Pity Dr Bollard

One can only feel sympathy for the awful position the Reserve Bank Governor has been placed in. Part of the solution to getting inflation down (domestic inflation is at over 4%) is to reduce expectations of future inflation. It isn’t just about house prices and the level of government spending. If people expect 5% inflation then they ask for 5% pay rises and then employers put prices up by 5% etc etc. Some people say the RB Governor’s most powerful weapon is his megaphone.

The problem is the Government is undermining this. When the Foreign Minister says he wants to change the law away from targeting low inflation, then expectations are affected – especially when the Government says they won’t vote against it at first reading. Even worse, when the Finance Minister publicly muses about using the emergency powers to suspend the agreed inflation target range, that is a massive signal regarding inflation expectations.

I am surprised that Dr Cullen is blundering so badly, as generally he has been a fairly solid performer. But it reminds me of something I blogged six weeks or so ago. This Government has never faced a really tough economic issue. They have never had to confront a $5 billion deficit or an Asian Crisis. They have never had to deal with doing something very unpopular but economically necessary.

You see the current level of the dollar is not a crisis. Yes there are sectors which will be really hurting. But the country is not about to go into recession. Home owners are not going to be defaulting by the thousands. There is no emergency which comes closes to justifying the Finance Minister musing abous suspending monetary policy. All we have is a Government which can’t handle the pressure and is undermining the Reserve Bank in its task to keep inflation low.

The Herald reports that most economists are saying the Reserve Bank must now raise interest rates next week, or be seen not to be independent.

Brian Fallow reviews what is causing the inflation and why the Governor must increase the cash rate. He quotes Westpac chief economist Brendan O’Donovan as sayign he expects a hike not just next week but also in September. If this is the case, I wonder if Dr Bollard would be better to do a 0.5% hike next week instead of the minimum 0.25%. This would be a very clear signal that the RB remains dedicated to pushing inflation down and would help reduce expectations of higher inflation. That way it might then be his last rise.

John Armstrong reviews Dr Cullen’s actions:

If he does not suspend the Reserve Bank’s primary focus on controlling inflation, he will be accused of making empty threats and his credibility will take another knock among those suffering from the high dollar and interest rates. And more so should the bank’s governor, Alan Bollard, again hike the official cash rate next week.

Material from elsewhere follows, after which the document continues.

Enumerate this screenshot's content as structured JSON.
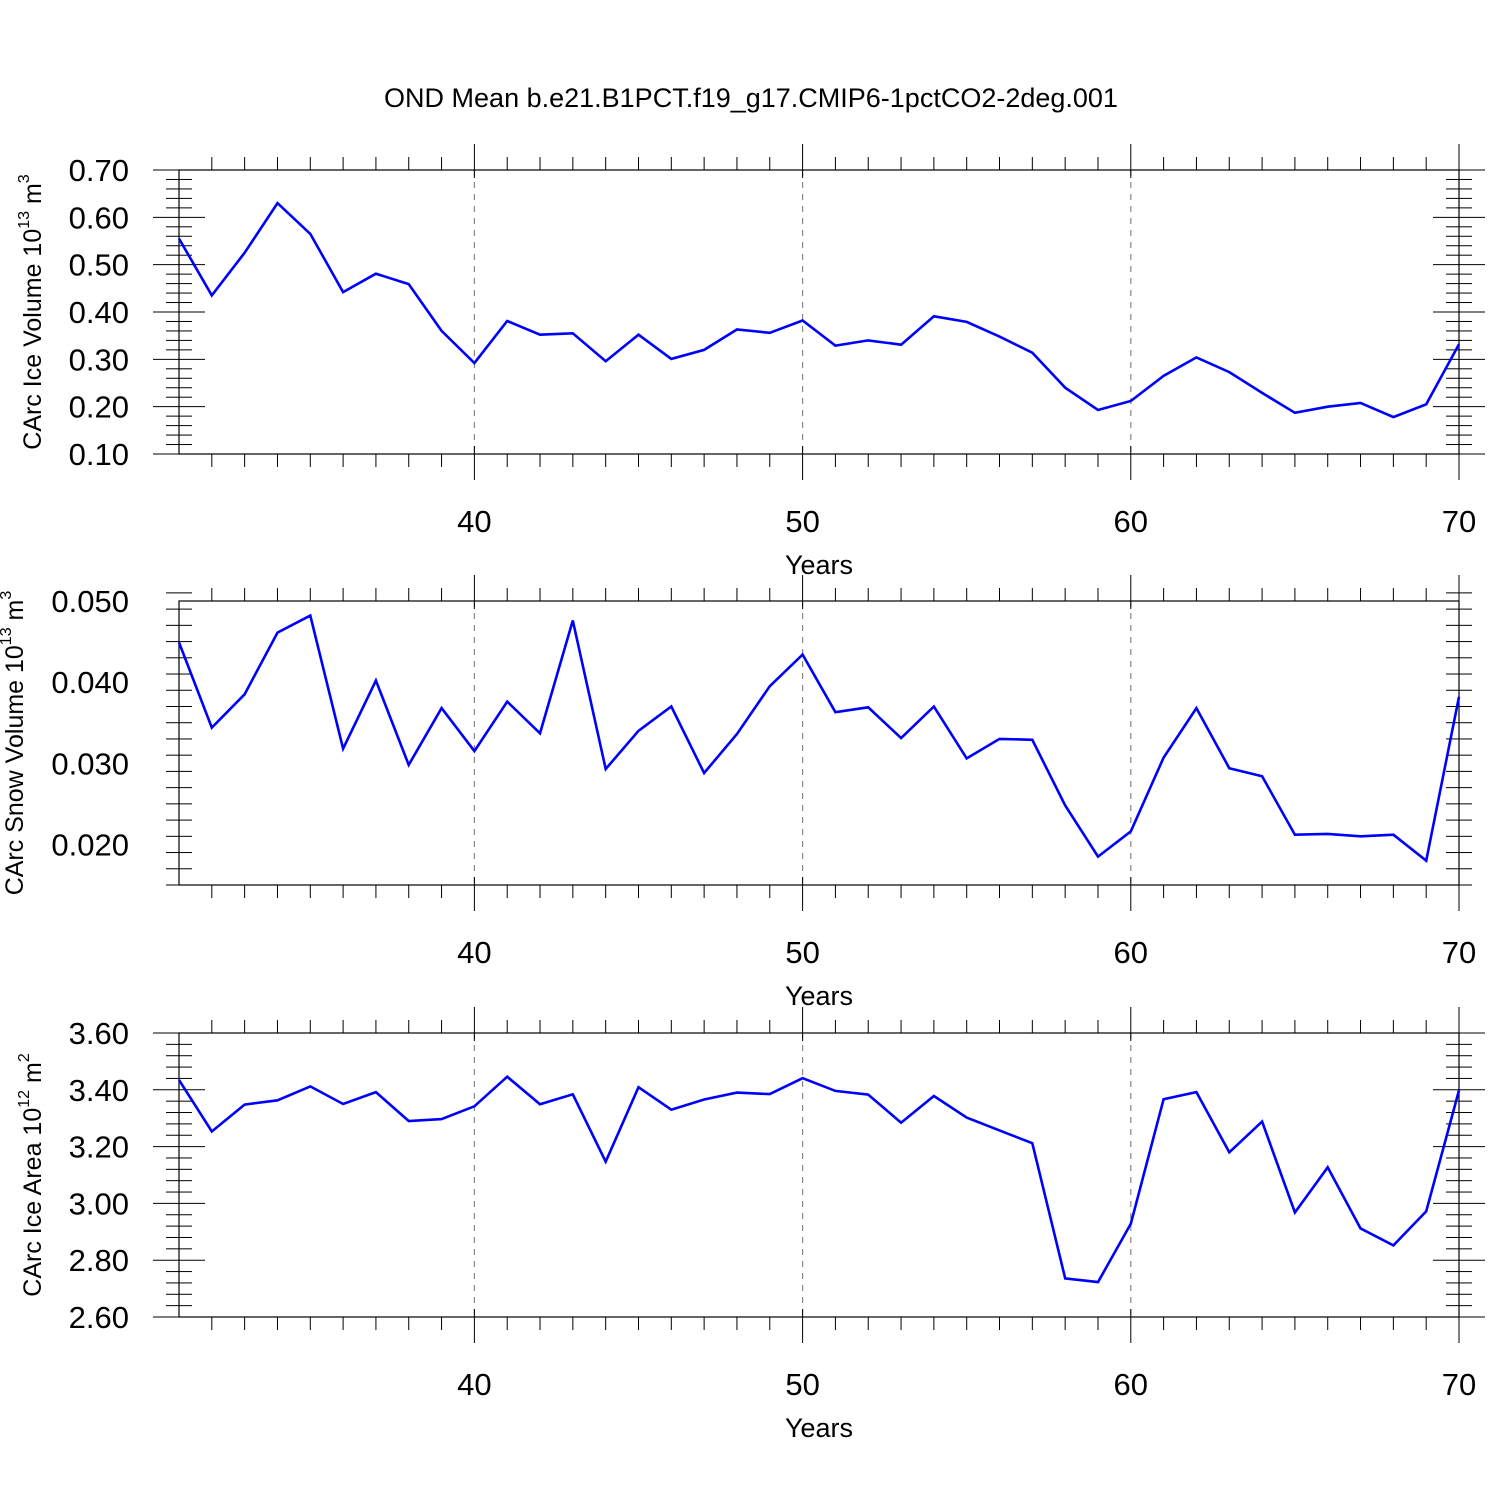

Alternatively, if Cullen does follow through, he risks his credibility being completely ravaged if it creates more problems than it solves – as many economists fear would happen.

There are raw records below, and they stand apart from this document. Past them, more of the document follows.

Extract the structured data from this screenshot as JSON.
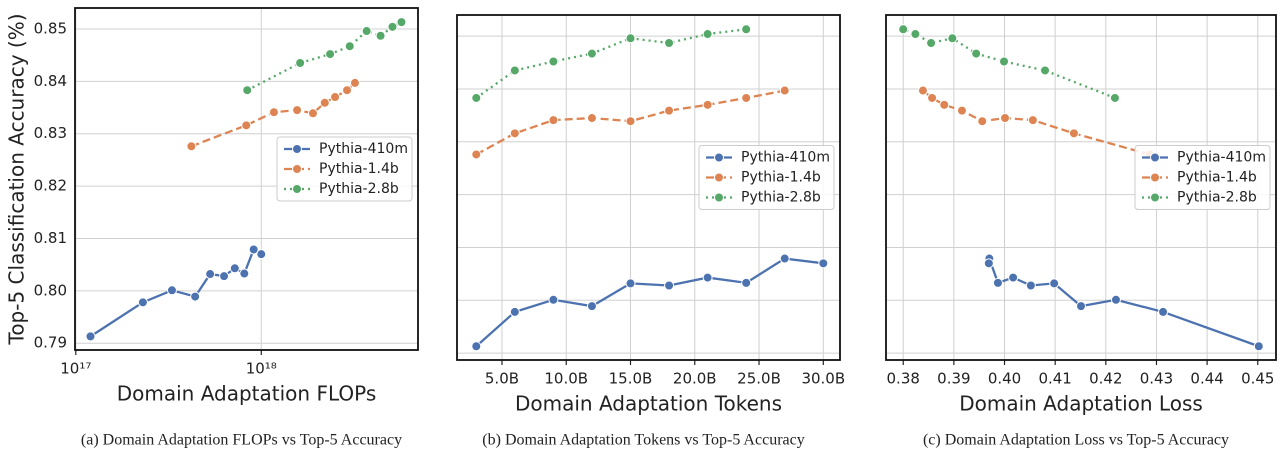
{
  "chart_data": [
    {
      "type": "line",
      "xscale": "log",
      "xlabel": "Domain Adaptation FLOPs",
      "ylabel": "Top-5 Classification Accuracy (%)",
      "caption": "(a) Domain Adaptation FLOPs vs Top-5 Accuracy",
      "xlim": [
        9.9e+16,
        7e+18
      ],
      "xticks": [
        {
          "value": 1e+17,
          "label": "10¹⁷"
        },
        {
          "value": 1e+18,
          "label": "10¹⁸"
        }
      ],
      "ylim": [
        0.7887,
        0.854
      ],
      "yticks": [
        0.79,
        {
          "value": 0.8,
          "label": "0.80"
        },
        0.81,
        0.82,
        0.83,
        0.84,
        0.85
      ],
      "grid": true,
      "legend": "center right",
      "series": [
        {
          "name": "Pythia-410m",
          "color": "#4c72b0",
          "linestyle": "solid",
          "x": [
            1.2e+17,
            2.3e+17,
            3.3e+17,
            4.4e+17,
            5.3e+17,
            6.3e+17,
            7.2e+17,
            8.1e+17,
            9.1e+17,
            1e+18
          ],
          "values": [
            0.7913,
            0.7978,
            0.8001,
            0.7989,
            0.8032,
            0.8028,
            0.8043,
            0.8033,
            0.8079,
            0.807
          ]
        },
        {
          "name": "Pythia-1.4b",
          "color": "#dd8452",
          "linestyle": "dashed",
          "x": [
            4.2e+17,
            8.3e+17,
            1.17e+18,
            1.56e+18,
            1.9e+18,
            2.2e+18,
            2.5e+18,
            2.9e+18,
            3.2e+18
          ],
          "values": [
            0.8276,
            0.8316,
            0.8341,
            0.8345,
            0.8339,
            0.8359,
            0.837,
            0.8383,
            0.8397
          ]
        },
        {
          "name": "Pythia-2.8b",
          "color": "#55a868",
          "linestyle": "dotted",
          "x": [
            8.4e+17,
            1.62e+18,
            2.35e+18,
            3e+18,
            3.7e+18,
            4.4e+18,
            5.1e+18,
            5.7e+18
          ],
          "values": [
            0.8383,
            0.8435,
            0.8452,
            0.8467,
            0.8496,
            0.8487,
            0.8504,
            0.8513
          ]
        }
      ]
    },
    {
      "type": "line",
      "xlabel": "Domain Adaptation Tokens",
      "caption": "(b) Domain Adaptation Tokens vs Top-5 Accuracy",
      "xlim": [
        1.5,
        31.3
      ],
      "xticks": [
        {
          "value": 5,
          "label": "5.0B"
        },
        {
          "value": 10,
          "label": "10.0B"
        },
        {
          "value": 15,
          "label": "15.0B"
        },
        {
          "value": 20,
          "label": "20.0B"
        },
        {
          "value": 25,
          "label": "25.0B"
        },
        {
          "value": 30,
          "label": "30.0B"
        }
      ],
      "ylim": [
        0.7887,
        0.854
      ],
      "yticks": [
        0.79,
        0.8,
        0.81,
        0.82,
        0.83,
        0.84,
        0.85
      ],
      "grid": true,
      "legend": "center right",
      "series": [
        {
          "name": "Pythia-410m",
          "color": "#4c72b0",
          "linestyle": "solid",
          "x": [
            3,
            6,
            9,
            12,
            15,
            18,
            21,
            24,
            27,
            30
          ],
          "values": [
            0.7913,
            0.7978,
            0.8001,
            0.7989,
            0.8032,
            0.8028,
            0.8043,
            0.8033,
            0.8079,
            0.807
          ]
        },
        {
          "name": "Pythia-1.4b",
          "color": "#dd8452",
          "linestyle": "dashed",
          "x": [
            3,
            6,
            9,
            12,
            15,
            18,
            21,
            24,
            27
          ],
          "values": [
            0.8276,
            0.8316,
            0.8341,
            0.8345,
            0.8339,
            0.8359,
            0.837,
            0.8383,
            0.8397
          ]
        },
        {
          "name": "Pythia-2.8b",
          "color": "#55a868",
          "linestyle": "dotted",
          "x": [
            3,
            6,
            9,
            12,
            15,
            18,
            21,
            24
          ],
          "values": [
            0.8383,
            0.8435,
            0.8452,
            0.8467,
            0.8496,
            0.8487,
            0.8504,
            0.8513
          ]
        }
      ]
    },
    {
      "type": "line",
      "xlabel": "Domain Adaptation Loss",
      "caption": "(c) Domain Adaptation Loss vs Top-5 Accuracy",
      "xlim": [
        0.3766,
        0.4536
      ],
      "xticks": [
        0.38,
        0.39,
        {
          "value": 0.4,
          "label": "0.40"
        },
        0.41,
        0.42,
        0.43,
        0.44,
        0.45
      ],
      "ylim": [
        0.7887,
        0.854
      ],
      "yticks": [
        0.79,
        0.8,
        0.81,
        0.82,
        0.83,
        0.84,
        0.85
      ],
      "grid": true,
      "legend": "center right",
      "series": [
        {
          "name": "Pythia-410m",
          "color": "#4c72b0",
          "linestyle": "solid",
          "x": [
            0.4502,
            0.4313,
            0.422,
            0.4151,
            0.4098,
            0.4052,
            0.4017,
            0.3987,
            0.397,
            0.3969
          ],
          "values": [
            0.7913,
            0.7978,
            0.8001,
            0.7989,
            0.8032,
            0.8028,
            0.8043,
            0.8033,
            0.8079,
            0.807
          ]
        },
        {
          "name": "Pythia-1.4b",
          "color": "#dd8452",
          "linestyle": "dashed",
          "x": [
            0.4287,
            0.4137,
            0.4056,
            0.4001,
            0.3956,
            0.3916,
            0.3881,
            0.3857,
            0.3839
          ],
          "values": [
            0.8276,
            0.8316,
            0.8341,
            0.8345,
            0.8339,
            0.8359,
            0.837,
            0.8383,
            0.8397
          ]
        },
        {
          "name": "Pythia-2.8b",
          "color": "#55a868",
          "linestyle": "dotted",
          "x": [
            0.4218,
            0.408,
            0.3999,
            0.3944,
            0.3897,
            0.3855,
            0.3824,
            0.38
          ],
          "values": [
            0.8383,
            0.8435,
            0.8452,
            0.8467,
            0.8496,
            0.8487,
            0.8504,
            0.8513
          ]
        }
      ]
    }
  ]
}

In threatening to override the bank’s priority of price stability and require it to avoid damaging the exchange rate, Cullen has shaken monetary policy to the core.

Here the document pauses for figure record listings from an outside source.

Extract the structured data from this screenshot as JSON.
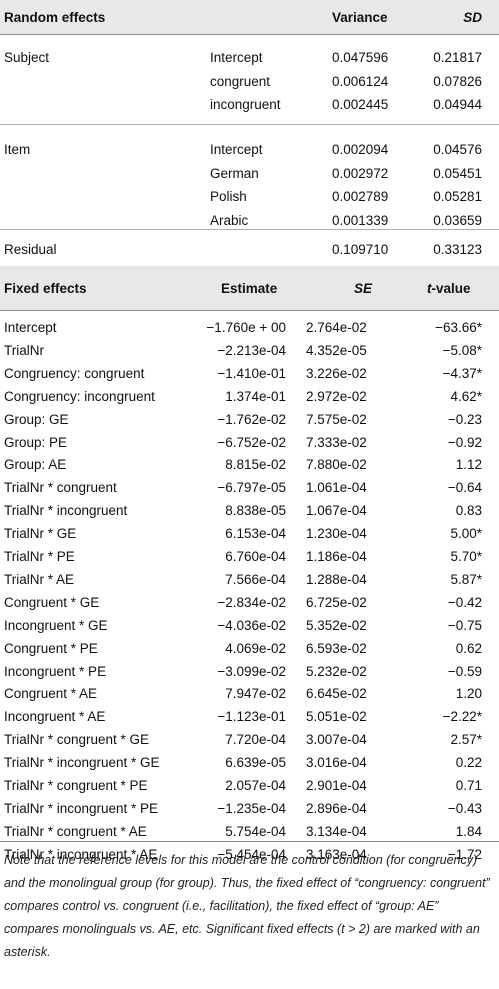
{
  "random_effects": {
    "headers": {
      "label": "Random effects",
      "variance": "Variance",
      "sd": "SD"
    },
    "groups": [
      {
        "name": "Subject",
        "rows": [
          {
            "term": "Intercept",
            "variance": "0.047596",
            "sd": "0.21817"
          },
          {
            "term": "congruent",
            "variance": "0.006124",
            "sd": "0.07826"
          },
          {
            "term": "incongruent",
            "variance": "0.002445",
            "sd": "0.04944"
          }
        ]
      },
      {
        "name": "Item",
        "rows": [
          {
            "term": "Intercept",
            "variance": "0.002094",
            "sd": "0.04576"
          },
          {
            "term": "German",
            "variance": "0.002972",
            "sd": "0.05451"
          },
          {
            "term": "Polish",
            "variance": "0.002789",
            "sd": "0.05281"
          },
          {
            "term": "Arabic",
            "variance": "0.001339",
            "sd": "0.03659"
          }
        ]
      },
      {
        "name": "Residual",
        "rows": [
          {
            "term": "",
            "variance": "0.109710",
            "sd": "0.33123"
          }
        ]
      }
    ]
  },
  "fixed_effects": {
    "headers": {
      "label": "Fixed effects",
      "estimate": "Estimate",
      "se": "SE",
      "t": "t",
      "t_suffix": "-value"
    },
    "rows": [
      {
        "term": "Intercept",
        "estimate": "−1.760e + 00",
        "se": "2.764e-02",
        "t": "−63.66*"
      },
      {
        "term": "TrialNr",
        "estimate": "−2.213e-04",
        "se": "4.352e-05",
        "t": "−5.08*"
      },
      {
        "term": "Congruency: congruent",
        "estimate": "−1.410e-01",
        "se": "3.226e-02",
        "t": "−4.37*"
      },
      {
        "term": "Congruency: incongruent",
        "estimate": "1.374e-01",
        "se": "2.972e-02",
        "t": "4.62*"
      },
      {
        "term": "Group: GE",
        "estimate": "−1.762e-02",
        "se": "7.575e-02",
        "t": "−0.23"
      },
      {
        "term": "Group: PE",
        "estimate": "−6.752e-02",
        "se": "7.333e-02",
        "t": "−0.92"
      },
      {
        "term": "Group: AE",
        "estimate": "8.815e-02",
        "se": "7.880e-02",
        "t": "1.12"
      },
      {
        "term": "TrialNr * congruent",
        "estimate": "−6.797e-05",
        "se": "1.061e-04",
        "t": "−0.64"
      },
      {
        "term": "TrialNr * incongruent",
        "estimate": "8.838e-05",
        "se": "1.067e-04",
        "t": "0.83"
      },
      {
        "term": "TrialNr * GE",
        "estimate": "6.153e-04",
        "se": "1.230e-04",
        "t": "5.00*"
      },
      {
        "term": "TrialNr * PE",
        "estimate": "6.760e-04",
        "se": "1.186e-04",
        "t": "5.70*"
      },
      {
        "term": "TrialNr * AE",
        "estimate": "7.566e-04",
        "se": "1.288e-04",
        "t": "5.87*"
      },
      {
        "term": "Congruent * GE",
        "estimate": "−2.834e-02",
        "se": "6.725e-02",
        "t": "−0.42"
      },
      {
        "term": "Incongruent * GE",
        "estimate": "−4.036e-02",
        "se": "5.352e-02",
        "t": "−0.75"
      },
      {
        "term": "Congruent * PE",
        "estimate": "4.069e-02",
        "se": "6.593e-02",
        "t": "0.62"
      },
      {
        "term": "Incongruent * PE",
        "estimate": "−3.099e-02",
        "se": "5.232e-02",
        "t": "−0.59"
      },
      {
        "term": "Congruent * AE",
        "estimate": "7.947e-02",
        "se": "6.645e-02",
        "t": "1.20"
      },
      {
        "term": "Incongruent * AE",
        "estimate": "−1.123e-01",
        "se": "5.051e-02",
        "t": "−2.22*"
      },
      {
        "term": "TrialNr * congruent * GE",
        "estimate": "7.720e-04",
        "se": "3.007e-04",
        "t": "2.57*"
      },
      {
        "term": "TrialNr * incongruent * GE",
        "estimate": "6.639e-05",
        "se": "3.016e-04",
        "t": "0.22"
      },
      {
        "term": "TrialNr * congruent * PE",
        "estimate": "2.057e-04",
        "se": "2.901e-04",
        "t": "0.71"
      },
      {
        "term": "TrialNr * incongruent * PE",
        "estimate": "−1.235e-04",
        "se": "2.896e-04",
        "t": "−0.43"
      },
      {
        "term": "TrialNr * congruent * AE",
        "estimate": "5.754e-04",
        "se": "3.134e-04",
        "t": "1.84"
      },
      {
        "term": "TrialNr * incongruent * AE",
        "estimate": "−5.454e-04",
        "se": "3.163e-04",
        "t": "−1.72"
      }
    ]
  },
  "note": "Note that the reference levels for this model are the control condition (for congruency) and the monolingual group (for group). Thus, the fixed effect of “congruency: congruent” compares control vs. congruent (i.e., facilitation), the fixed effect of “group: AE” compares monolinguals vs. AE, etc. Significant fixed effects (t > 2) are marked with an asterisk.",
  "colors": {
    "header_band": "#e8e8e8",
    "rule": "#8a8a8a"
  }
}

Suspending the priority on tackling inflation for 12 months may be fine in a recession. In an overheating economy, it is a recipe for disaster.

Uncertainty about the direction of economic policy might see lenders add a premium to interest rates, while the tight labour market would likely provoke a wage-price spiral upwards. Labour’s record as a credible economic manager would correspondingly spiral downwards.

Don Brash was on Agenda this morning.  He agreed with Fallow that Cullen’s intervention means that Bollard almost has no alternative to increase rates. Brash also made the point that so many have missed – the real solution is to make changes which will increase productivity which will allow the level of non inflationary growth to increase.

Brash also made the point that high inflation does not help exporters in the long run.  He reminds us  that once the NZ$ was $1.12 vs the US yet today exporters struggle at $0.80.  The reason is because over time our inflation has been higher than our trading partners. The Zespri CEO agreed 100% that relaxing the inflation limit would not help exporters.  He said the dollar goes up and down but once inflation goes up it never goes down (in terms of the price level).

Fallow on Agenda stressed the point I made above, that Cullen’s statements may lead to an increase in pricing expectations and undermine Bollard’s job to reduce them.

While most of the focus has been on Cullen for his foolish talk of suspending monetary policy, I should also say that I think John Key should resist the temptation to say whether or not he thinks Dr Bollard should or should not increase the cash rate.  If he gets into a habit of saying what he thinks the RB Governor should do as Opposition Leader, then he may find it hard to not comment if he is Prime Minister.  This is not to say he shouldn’t comment generally on monetary policy, where he thinks the dollar is heading etc.  He has considerable expertise in these.  But politicians are best not to specifically state what they think the Governor should do with the cash rate.